Some people are born lucky, with great wealth, healthy and loving family, fine physiques, and bubbly personalities. Meanwhile, most of us are lucky to get a portion of this spread to use to our advantage. Henri Haltiwanger, the main character of Ben Phillippe’s alluring young adult novel Charming is a Verb, realizes and has been using the latter two of his luck list to his advantage since his acceptance into the prestigious, and fictitious, Fine Arts Technical Education Academy in New York City. It’s through the unspooling of Henri’s final semester in high school that he learns how the entirety of the aforementioned list has shaped his worldview — for good and bad.

Henri Haltiwanger is, for all intents and purposes, a typical first generation Haitian-American New York teenager. He takes his parents’ push for academic greatness at a highly competitive high school seriously and maintains good grades. He uses his good looks and charm to make all the right social moves, even joining the school’s debate team as required and performing well under pressure. He so values the weight of an earned dollar that he’s set up a website where he’s the exclusive dog walker for a booming business because it lends him an air of legitimacy after failing to earn customers when posting on Craigslist. Not all business and grades, Henri makes his love of sneakers an art — taking creative photos and prints of designs and using them as bedroom decor. He even connects to his closest friend, Ming, through their shared love of the sneaker hunt which takes them on adventures throughout NYC. If you ask Henri, his main issue is the uncertainty surrounding college acceptance. For as long as he can remember, it’s always been his father’s dream that Henri attend Columbia University. The family once held fond memories of visiting the campus and Henri found himself sharing his father’s dream along his schooling experience.

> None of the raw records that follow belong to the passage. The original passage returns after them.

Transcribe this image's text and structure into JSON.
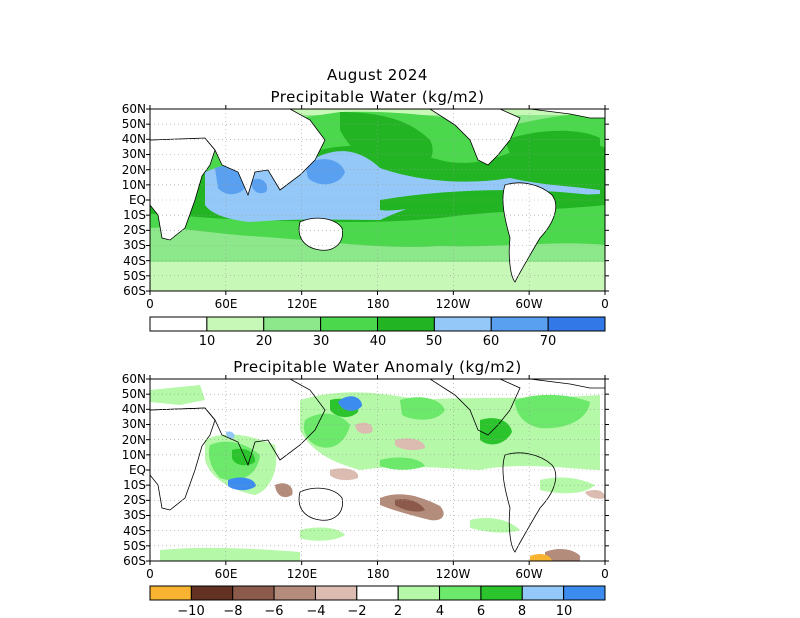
{
  "map1": {
    "title_line1": "August 2024",
    "title_line2": "Precipitable Water (kg/m2)",
    "lat_labels": [
      "60N",
      "50N",
      "40N",
      "30N",
      "20N",
      "10N",
      "EQ",
      "10S",
      "20S",
      "30S",
      "40S",
      "50S",
      "60S"
    ],
    "lon_labels": [
      "0",
      "60E",
      "120E",
      "180",
      "120W",
      "60W",
      "0"
    ],
    "colorbar": {
      "colors": [
        "#ffffff",
        "#c8f8b8",
        "#8ce88a",
        "#4cd84c",
        "#22b422",
        "#94c8f8",
        "#5aa0f0",
        "#3278e6"
      ],
      "labels": [
        "10",
        "20",
        "30",
        "40",
        "50",
        "60",
        "70"
      ]
    }
  },
  "map2": {
    "title": "Precipitable Water Anomaly (kg/m2)",
    "lat_labels": [
      "60N",
      "50N",
      "40N",
      "30N",
      "20N",
      "10N",
      "EQ",
      "10S",
      "20S",
      "30S",
      "40S",
      "50S",
      "60S"
    ],
    "lon_labels": [
      "0",
      "60E",
      "120E",
      "180",
      "120W",
      "60W",
      "0"
    ],
    "colorbar": {
      "colors": [
        "#f8b430",
        "#643222",
        "#8c5a4a",
        "#b48c7c",
        "#dcbcb0",
        "#ffffff",
        "#b4f8a8",
        "#6ce86a",
        "#2cc42c",
        "#94c8f8",
        "#3c8cf0"
      ],
      "labels": [
        "−10",
        "−8",
        "−6",
        "−4",
        "−2",
        "2",
        "4",
        "6",
        "8",
        "10"
      ]
    }
  }
}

Just when Henri thinks he’s juggling his final semester with as much grace as an hyper-stressed 17-year-old can manage, along comes a complication. Her name: Corinne Troy. The complication? She’s figured out his facade of a business and blackmails him into helping her build the social points she direly needs in order to obtain the recommendation letter she needs to get into Princeton University. To my intense relief, this is a one-time transaction that lends this story a more original turn than the retelling of a She’s All That-esq storyline — which the author gives us a nod to within the story. What comes next is a refreshing tale of what it means to be in a transitional stage of life, fully aware of the fleeting time still available in life as is and how little time there is for you to live within the future — with the added bonus of a cute romance and adorable doggos.

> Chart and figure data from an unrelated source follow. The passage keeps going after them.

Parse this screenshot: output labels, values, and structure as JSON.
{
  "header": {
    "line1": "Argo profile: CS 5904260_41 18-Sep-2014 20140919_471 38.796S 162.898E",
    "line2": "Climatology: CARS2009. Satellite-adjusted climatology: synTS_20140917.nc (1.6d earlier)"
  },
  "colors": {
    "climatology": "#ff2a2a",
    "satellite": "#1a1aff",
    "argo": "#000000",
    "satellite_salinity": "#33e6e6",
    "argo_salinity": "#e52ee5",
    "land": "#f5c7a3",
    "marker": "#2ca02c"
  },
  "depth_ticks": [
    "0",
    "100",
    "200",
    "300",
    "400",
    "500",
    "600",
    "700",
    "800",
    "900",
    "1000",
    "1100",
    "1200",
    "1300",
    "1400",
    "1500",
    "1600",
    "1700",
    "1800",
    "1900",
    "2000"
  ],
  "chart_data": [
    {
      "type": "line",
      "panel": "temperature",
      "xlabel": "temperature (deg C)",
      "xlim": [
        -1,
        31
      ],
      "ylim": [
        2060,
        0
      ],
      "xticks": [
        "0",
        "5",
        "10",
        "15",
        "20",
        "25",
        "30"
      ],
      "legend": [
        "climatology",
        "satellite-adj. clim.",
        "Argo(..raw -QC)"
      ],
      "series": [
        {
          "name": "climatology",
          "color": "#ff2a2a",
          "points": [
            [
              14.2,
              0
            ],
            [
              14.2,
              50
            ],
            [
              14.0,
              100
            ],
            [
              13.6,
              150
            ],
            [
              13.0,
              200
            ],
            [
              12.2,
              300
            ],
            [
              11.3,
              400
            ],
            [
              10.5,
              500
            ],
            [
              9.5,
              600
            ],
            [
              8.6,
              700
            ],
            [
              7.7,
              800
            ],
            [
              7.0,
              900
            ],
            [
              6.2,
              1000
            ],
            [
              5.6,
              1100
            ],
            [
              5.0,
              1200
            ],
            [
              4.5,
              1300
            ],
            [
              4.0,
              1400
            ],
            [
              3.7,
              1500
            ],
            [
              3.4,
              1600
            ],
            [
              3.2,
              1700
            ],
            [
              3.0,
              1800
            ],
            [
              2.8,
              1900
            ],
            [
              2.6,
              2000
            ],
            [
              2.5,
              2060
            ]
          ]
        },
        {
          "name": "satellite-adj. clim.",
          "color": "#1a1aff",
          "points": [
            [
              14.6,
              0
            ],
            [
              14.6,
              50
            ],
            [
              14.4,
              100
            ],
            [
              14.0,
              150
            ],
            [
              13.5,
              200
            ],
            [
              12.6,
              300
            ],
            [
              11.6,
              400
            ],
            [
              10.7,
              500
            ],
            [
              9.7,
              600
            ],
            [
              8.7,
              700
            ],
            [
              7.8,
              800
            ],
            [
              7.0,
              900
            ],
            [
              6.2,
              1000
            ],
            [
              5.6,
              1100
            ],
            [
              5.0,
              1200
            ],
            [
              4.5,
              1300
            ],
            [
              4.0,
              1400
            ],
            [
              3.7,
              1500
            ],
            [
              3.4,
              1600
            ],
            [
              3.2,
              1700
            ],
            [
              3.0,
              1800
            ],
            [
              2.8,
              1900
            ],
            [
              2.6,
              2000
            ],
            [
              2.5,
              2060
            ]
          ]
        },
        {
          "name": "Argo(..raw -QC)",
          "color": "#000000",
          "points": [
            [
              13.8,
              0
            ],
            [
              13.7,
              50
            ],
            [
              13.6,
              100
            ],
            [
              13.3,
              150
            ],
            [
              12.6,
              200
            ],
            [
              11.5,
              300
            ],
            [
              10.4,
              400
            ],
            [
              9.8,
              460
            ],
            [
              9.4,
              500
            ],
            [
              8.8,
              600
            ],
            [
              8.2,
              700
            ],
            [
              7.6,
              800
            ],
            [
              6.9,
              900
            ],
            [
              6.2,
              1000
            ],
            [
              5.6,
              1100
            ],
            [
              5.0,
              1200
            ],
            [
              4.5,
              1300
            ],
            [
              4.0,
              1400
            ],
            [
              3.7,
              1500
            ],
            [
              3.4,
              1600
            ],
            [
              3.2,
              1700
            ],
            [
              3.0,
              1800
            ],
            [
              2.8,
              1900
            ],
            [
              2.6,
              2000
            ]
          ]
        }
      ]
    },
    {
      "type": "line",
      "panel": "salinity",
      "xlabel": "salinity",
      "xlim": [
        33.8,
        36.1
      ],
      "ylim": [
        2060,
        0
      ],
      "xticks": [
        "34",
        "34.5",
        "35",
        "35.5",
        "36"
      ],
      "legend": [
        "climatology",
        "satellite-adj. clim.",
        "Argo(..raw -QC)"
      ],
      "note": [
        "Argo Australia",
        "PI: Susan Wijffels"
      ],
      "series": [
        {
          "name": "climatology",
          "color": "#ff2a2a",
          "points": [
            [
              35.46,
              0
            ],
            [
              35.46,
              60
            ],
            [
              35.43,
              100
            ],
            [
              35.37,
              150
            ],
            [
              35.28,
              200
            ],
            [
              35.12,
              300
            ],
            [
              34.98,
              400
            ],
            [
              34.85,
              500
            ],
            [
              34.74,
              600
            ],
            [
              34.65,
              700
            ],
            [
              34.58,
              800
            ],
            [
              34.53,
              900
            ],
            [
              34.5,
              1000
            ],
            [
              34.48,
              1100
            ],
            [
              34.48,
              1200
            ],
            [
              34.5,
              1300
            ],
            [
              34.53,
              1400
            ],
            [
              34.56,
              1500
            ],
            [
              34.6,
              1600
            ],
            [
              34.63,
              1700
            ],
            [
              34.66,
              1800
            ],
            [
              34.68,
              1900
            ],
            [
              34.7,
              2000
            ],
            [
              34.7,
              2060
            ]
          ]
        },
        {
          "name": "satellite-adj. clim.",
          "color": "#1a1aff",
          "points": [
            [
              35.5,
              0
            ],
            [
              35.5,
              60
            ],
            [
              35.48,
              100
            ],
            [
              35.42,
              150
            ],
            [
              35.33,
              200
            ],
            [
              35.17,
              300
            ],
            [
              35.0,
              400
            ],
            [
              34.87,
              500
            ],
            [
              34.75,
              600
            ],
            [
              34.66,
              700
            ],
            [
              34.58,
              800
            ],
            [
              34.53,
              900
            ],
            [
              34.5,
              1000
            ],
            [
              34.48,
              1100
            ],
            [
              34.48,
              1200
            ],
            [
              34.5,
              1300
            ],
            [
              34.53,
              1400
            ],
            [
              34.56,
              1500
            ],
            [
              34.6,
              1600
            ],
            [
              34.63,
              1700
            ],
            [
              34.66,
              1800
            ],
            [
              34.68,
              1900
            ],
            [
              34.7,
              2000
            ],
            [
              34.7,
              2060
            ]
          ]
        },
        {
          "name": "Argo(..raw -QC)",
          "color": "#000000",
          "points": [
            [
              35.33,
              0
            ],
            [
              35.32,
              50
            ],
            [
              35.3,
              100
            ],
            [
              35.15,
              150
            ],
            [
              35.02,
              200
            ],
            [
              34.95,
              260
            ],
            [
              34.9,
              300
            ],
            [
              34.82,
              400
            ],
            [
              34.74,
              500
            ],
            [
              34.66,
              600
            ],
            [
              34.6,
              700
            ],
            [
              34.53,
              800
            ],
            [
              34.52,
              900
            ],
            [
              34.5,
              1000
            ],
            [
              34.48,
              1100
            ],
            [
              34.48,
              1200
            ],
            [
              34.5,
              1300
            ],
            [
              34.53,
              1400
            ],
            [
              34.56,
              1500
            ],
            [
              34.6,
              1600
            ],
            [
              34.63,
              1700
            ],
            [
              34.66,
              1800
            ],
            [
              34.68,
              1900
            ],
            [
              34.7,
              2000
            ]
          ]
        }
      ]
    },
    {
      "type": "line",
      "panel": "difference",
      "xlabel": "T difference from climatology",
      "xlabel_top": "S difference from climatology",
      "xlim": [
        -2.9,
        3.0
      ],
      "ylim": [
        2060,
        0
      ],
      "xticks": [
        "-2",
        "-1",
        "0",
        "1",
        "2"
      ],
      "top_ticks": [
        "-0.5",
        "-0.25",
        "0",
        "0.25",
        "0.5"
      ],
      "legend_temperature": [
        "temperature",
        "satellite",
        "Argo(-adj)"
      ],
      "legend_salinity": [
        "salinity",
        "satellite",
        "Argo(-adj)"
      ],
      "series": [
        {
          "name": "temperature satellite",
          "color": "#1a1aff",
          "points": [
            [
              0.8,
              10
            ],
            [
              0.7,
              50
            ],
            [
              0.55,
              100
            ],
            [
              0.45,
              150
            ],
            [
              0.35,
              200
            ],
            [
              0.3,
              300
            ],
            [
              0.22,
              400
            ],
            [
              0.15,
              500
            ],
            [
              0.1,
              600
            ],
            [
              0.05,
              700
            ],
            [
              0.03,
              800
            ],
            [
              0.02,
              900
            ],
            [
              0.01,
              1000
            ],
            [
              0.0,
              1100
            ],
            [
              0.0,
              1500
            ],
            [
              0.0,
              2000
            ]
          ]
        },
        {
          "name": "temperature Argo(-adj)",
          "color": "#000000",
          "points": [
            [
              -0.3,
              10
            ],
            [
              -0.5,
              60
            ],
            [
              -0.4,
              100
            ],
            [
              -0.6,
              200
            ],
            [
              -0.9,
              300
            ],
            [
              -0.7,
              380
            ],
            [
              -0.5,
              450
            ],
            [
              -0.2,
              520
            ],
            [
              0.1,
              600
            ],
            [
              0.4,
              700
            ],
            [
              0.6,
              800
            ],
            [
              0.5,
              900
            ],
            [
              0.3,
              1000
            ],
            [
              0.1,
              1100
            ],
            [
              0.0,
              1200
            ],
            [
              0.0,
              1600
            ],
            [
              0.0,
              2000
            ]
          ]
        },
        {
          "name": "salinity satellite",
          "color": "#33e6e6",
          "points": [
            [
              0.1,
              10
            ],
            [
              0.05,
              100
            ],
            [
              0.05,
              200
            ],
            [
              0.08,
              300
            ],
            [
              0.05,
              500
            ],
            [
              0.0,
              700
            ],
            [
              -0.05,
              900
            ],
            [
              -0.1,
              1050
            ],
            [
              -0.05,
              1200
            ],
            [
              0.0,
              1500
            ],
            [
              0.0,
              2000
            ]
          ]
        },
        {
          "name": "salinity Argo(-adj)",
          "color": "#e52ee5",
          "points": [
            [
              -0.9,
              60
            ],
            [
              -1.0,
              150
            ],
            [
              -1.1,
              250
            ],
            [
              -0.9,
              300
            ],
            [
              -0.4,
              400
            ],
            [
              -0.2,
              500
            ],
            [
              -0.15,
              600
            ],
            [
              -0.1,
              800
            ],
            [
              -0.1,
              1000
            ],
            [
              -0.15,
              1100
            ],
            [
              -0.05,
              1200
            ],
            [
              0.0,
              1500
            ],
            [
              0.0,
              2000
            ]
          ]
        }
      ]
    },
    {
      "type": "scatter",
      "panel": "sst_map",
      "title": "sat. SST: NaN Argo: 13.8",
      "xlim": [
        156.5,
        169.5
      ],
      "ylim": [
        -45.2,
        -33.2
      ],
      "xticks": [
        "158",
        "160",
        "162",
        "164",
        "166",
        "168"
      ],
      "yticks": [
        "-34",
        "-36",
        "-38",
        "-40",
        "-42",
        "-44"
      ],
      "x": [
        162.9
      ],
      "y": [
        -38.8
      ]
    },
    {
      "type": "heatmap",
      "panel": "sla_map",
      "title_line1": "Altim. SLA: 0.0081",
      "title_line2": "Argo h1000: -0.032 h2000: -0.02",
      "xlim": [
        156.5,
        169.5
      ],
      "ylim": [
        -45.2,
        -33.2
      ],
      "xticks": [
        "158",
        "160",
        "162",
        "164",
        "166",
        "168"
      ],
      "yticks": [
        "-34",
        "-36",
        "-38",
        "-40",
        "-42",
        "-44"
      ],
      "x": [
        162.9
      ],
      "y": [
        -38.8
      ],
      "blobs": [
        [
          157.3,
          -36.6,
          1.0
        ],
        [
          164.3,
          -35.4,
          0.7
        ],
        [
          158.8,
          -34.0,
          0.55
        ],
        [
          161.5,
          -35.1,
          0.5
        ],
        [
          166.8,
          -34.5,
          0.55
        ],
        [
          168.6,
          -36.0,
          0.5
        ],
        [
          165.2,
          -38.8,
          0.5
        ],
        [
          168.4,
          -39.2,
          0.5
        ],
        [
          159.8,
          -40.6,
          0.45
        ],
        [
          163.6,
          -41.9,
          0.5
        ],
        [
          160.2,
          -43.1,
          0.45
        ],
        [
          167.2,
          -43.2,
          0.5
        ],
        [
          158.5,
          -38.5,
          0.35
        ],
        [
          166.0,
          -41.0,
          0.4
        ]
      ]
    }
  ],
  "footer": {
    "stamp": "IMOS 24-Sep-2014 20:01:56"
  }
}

For Henri, this means examining what it is he wants in life and how he plans to get it. This is easier said than done as his pride often gets in the way — especially after some of his greatest fears are realized in the assessments that some very important people make of his character. In the end, we see how attending an academically rigorous and competitive school primarily attended by wealthy New Yorkers has given Henri a hyper-consciousness of his shortcomings in light of his uber privileged peers and how this hyper-consciousness causes him to move. Does he make poor decisions? Sure, who among us hasn’t? If anything this is a book that shows us the temporary setbacks of mistakes along as their crucial consequences. It’s a book for fevered overachievers, forever failures, and everyone in-between. I definitely recommend this as a must-read for anyone seeking a better understanding of what the pressures of high school can do to the psyche to even the most well-meaning of us — kid (explicit language warning withstanding) and parent alike.

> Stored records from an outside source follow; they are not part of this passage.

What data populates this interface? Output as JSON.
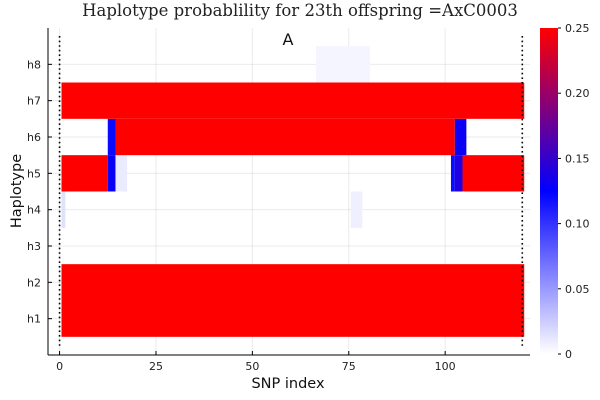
{
  "chart_data": {
    "type": "heatmap",
    "title": "Haplotype probablility for 23th offspring =AxC0003",
    "panel_label": "A",
    "xlabel": "SNP index",
    "ylabel": "Haplotype",
    "xlim": [
      -3,
      122
    ],
    "x_ticks": [
      0,
      25,
      50,
      75,
      100
    ],
    "y_categories": [
      "h1",
      "h2",
      "h3",
      "h4",
      "h5",
      "h6",
      "h7",
      "h8"
    ],
    "snp_count": 120,
    "vertical_markers": [
      0,
      120
    ],
    "colorbar": {
      "min": 0,
      "max": 0.25,
      "ticks": [
        0,
        0.05,
        0.1,
        0.15,
        0.2,
        0.25
      ],
      "tick_labels": [
        "0",
        "0.05",
        "0.10",
        "0.15",
        "0.20",
        "0.25"
      ],
      "stops": [
        {
          "value": 0,
          "color": "#ffffff"
        },
        {
          "value": 0.125,
          "color": "#0000ff"
        },
        {
          "value": 0.25,
          "color": "#ff0000"
        }
      ]
    },
    "segments": [
      {
        "haplotype": "h1",
        "start": 0,
        "end": 120,
        "value": 0.25
      },
      {
        "haplotype": "h2",
        "start": 0,
        "end": 120,
        "value": 0.25
      },
      {
        "haplotype": "h5",
        "start": 0,
        "end": 12,
        "value": 0.25
      },
      {
        "haplotype": "h5",
        "start": 12,
        "end": 14,
        "value": 0.13
      },
      {
        "haplotype": "h5",
        "start": 14,
        "end": 17,
        "value": 0.01
      },
      {
        "haplotype": "h5",
        "start": 101,
        "end": 102,
        "value": 0.12
      },
      {
        "haplotype": "h5",
        "start": 102,
        "end": 104,
        "value": 0.14
      },
      {
        "haplotype": "h5",
        "start": 104,
        "end": 120,
        "value": 0.25
      },
      {
        "haplotype": "h6",
        "start": 12,
        "end": 14,
        "value": 0.12
      },
      {
        "haplotype": "h6",
        "start": 14,
        "end": 102,
        "value": 0.25
      },
      {
        "haplotype": "h6",
        "start": 102,
        "end": 105,
        "value": 0.13
      },
      {
        "haplotype": "h7",
        "start": 0,
        "end": 120,
        "value": 0.25
      },
      {
        "haplotype": "h4",
        "start": 0,
        "end": 1,
        "value": 0.015
      },
      {
        "haplotype": "h4",
        "start": 75,
        "end": 78,
        "value": 0.008
      },
      {
        "haplotype": "h8",
        "start": 66,
        "end": 80,
        "value": 0.005
      }
    ]
  }
}
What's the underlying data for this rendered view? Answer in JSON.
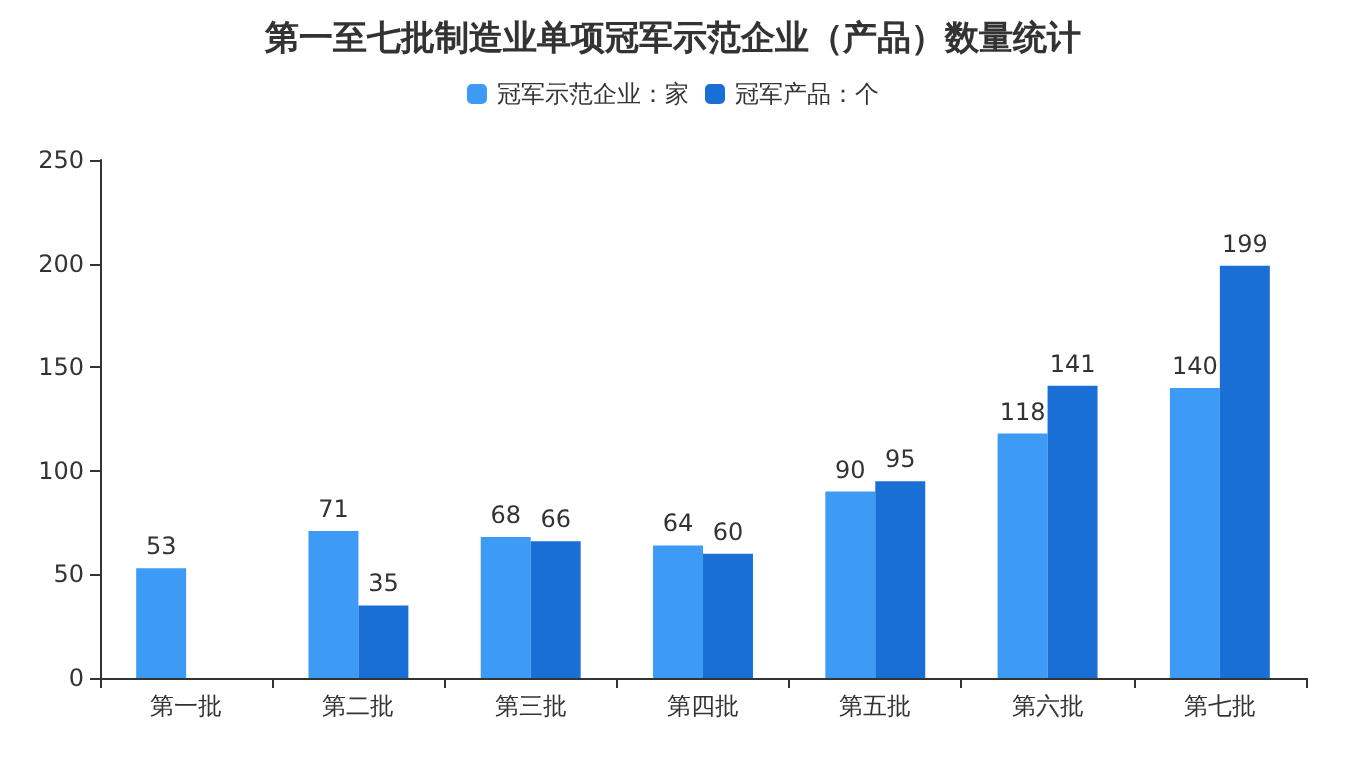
{
  "chart_data": {
    "type": "bar",
    "title": "第一至七批制造业单项冠军示范企业（产品）数量统计",
    "categories": [
      "第一批",
      "第二批",
      "第三批",
      "第四批",
      "第五批",
      "第六批",
      "第七批"
    ],
    "series": [
      {
        "name": "冠军示范企业：家",
        "color": "#3d9bf5",
        "values": [
          53,
          71,
          68,
          64,
          90,
          118,
          140
        ]
      },
      {
        "name": "冠军产品：个",
        "color": "#1a6fd6",
        "values": [
          null,
          35,
          66,
          60,
          95,
          141,
          199
        ]
      }
    ],
    "ylim": [
      0,
      250
    ],
    "yticks": [
      0,
      50,
      100,
      150,
      200,
      250
    ],
    "grid": false,
    "legend": "top",
    "data_labels": true
  }
}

5 Quotes of Note from Charming as a Verb

  • It’s kind of cool how so many people in the city have a single, soul-consuming passion that very often looks nothing like the rest of their lives.
  • All seniors…dealing with the looming trauma of graduation. There’s something new ahead, of course, but life as we know it is in countdown mode.
  • Either you’re exceptional or a nobody. No permission to be anything in between. It’s BS.
  • There’s no grand tour; make yourself at home. Go have a poo or something.
  • All children are charming as an adjective, but you’re charming as a verb.